As every parent knows, raising a child is a journey, a rollercoaster and, above all, a mystery. We begin with the best intentions, only to discover we don’t have total control. No matter how many books we read, experts we consult, or plans we make, there is an unquantifiable element at work here, an enigmatic, indescribable ingredient that determines whether a child grows up happy, grows up secure, grows up safe. Parenting is as much about ambiguity as it is about certainty, as much about intuition and wonder as it is about fact.

It’s a tenuous, miraculous task to shepherd a child safely into adulthood. Yet we all carry within us the gut-wrenching, unspeakable knowledge that despite our best intentions, things can still go horribly wrong. It’s not hard to read about a family like the Schofields, a good, loving family that wants the best for their daughter and is determined to provide it, and think: if not but for the grace of god goes my family, too.

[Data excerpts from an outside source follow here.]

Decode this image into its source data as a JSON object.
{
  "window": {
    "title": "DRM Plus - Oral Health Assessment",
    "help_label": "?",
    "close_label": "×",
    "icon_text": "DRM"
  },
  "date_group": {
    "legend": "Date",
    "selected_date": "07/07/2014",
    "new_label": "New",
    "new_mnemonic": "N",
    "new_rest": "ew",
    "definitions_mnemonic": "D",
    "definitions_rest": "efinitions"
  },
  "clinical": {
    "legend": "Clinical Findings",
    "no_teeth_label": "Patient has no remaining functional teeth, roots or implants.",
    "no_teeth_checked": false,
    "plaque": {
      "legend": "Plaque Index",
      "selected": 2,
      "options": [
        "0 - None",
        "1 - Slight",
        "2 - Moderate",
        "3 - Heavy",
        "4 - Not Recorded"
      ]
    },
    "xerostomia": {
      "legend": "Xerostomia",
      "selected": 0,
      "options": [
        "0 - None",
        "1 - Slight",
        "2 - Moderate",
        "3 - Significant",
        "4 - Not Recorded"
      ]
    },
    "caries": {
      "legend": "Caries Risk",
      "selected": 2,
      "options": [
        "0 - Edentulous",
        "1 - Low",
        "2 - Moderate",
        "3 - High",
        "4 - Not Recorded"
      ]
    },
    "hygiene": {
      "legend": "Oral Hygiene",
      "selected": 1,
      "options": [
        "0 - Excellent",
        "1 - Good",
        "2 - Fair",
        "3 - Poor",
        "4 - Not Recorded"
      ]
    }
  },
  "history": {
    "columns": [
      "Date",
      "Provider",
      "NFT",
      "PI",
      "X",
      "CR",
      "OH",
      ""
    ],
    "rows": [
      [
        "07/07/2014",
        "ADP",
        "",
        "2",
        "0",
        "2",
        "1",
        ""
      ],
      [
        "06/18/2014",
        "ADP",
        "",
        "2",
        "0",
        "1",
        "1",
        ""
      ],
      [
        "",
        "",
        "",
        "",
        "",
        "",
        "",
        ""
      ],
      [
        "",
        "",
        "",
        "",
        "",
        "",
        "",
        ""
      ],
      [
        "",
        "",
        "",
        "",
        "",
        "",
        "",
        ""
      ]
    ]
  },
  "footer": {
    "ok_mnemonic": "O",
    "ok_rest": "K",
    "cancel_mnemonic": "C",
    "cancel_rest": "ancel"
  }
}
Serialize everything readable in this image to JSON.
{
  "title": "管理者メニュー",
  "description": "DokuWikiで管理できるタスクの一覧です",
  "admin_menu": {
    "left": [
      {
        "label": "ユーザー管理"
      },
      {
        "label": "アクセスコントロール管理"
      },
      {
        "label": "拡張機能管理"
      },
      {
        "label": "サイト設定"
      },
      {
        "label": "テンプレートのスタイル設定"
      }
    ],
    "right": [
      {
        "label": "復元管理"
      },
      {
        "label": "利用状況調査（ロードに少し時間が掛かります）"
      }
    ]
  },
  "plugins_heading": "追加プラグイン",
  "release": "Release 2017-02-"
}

Frankly, if not but for the grace of something unknowable and unseen that guides parents—call it whatever you will—go us all.

Oct 12, 2009

Salons, salons, salons!


I've been traveling around for the past two weeks, so far in the New York area and in three sites in Oregon, soon to leave again for Austin, to promote The Possibility of Everything. The majority of these stops are for house salons, which are private parties where 20 to 30 people gather for an evening of food, drinks, and conversation. I read from the book and answer questions. We talk and eat and drink some more. Typically, book stores come to do off-site sales. I'm finding them to be more intimate and more personal than usual bookstore readings, even more rowdy at times. (With the exception of the reading at Bloomsbury Books in Ashland, Oregon, which may be the last city in the U.S. where people listen to a radio show in the morning and then show up at a bookstore reading at 4 p.m. just because they're curious to hear more. Ashland, you are my new favorite place!) Plus, at a salon I really get to know readers, instead of being able to exchange just a few sentences with them when they hand me a book to sign.

I'm appearing at bookstores as well, and also literary festivals, but these house salons: they are a huge amount of fun. Still to come after Austin: Chicago, Iowa City, San Jose CA, Portland OR, and South Florida. Let me know if you'd like to host one in Central or Southern California--we still have room for a few more!

So many thanks to Wicki Boyle in New York City, Allison Gilbert in Irvington, NY, Jennifer Margulis in Ashland, Oregon, and Gretchen Newcomb in Hood River, Oregon, for hosting the first four salons of this tour. (That's me speaking in Gretchen's living room in the photo above.)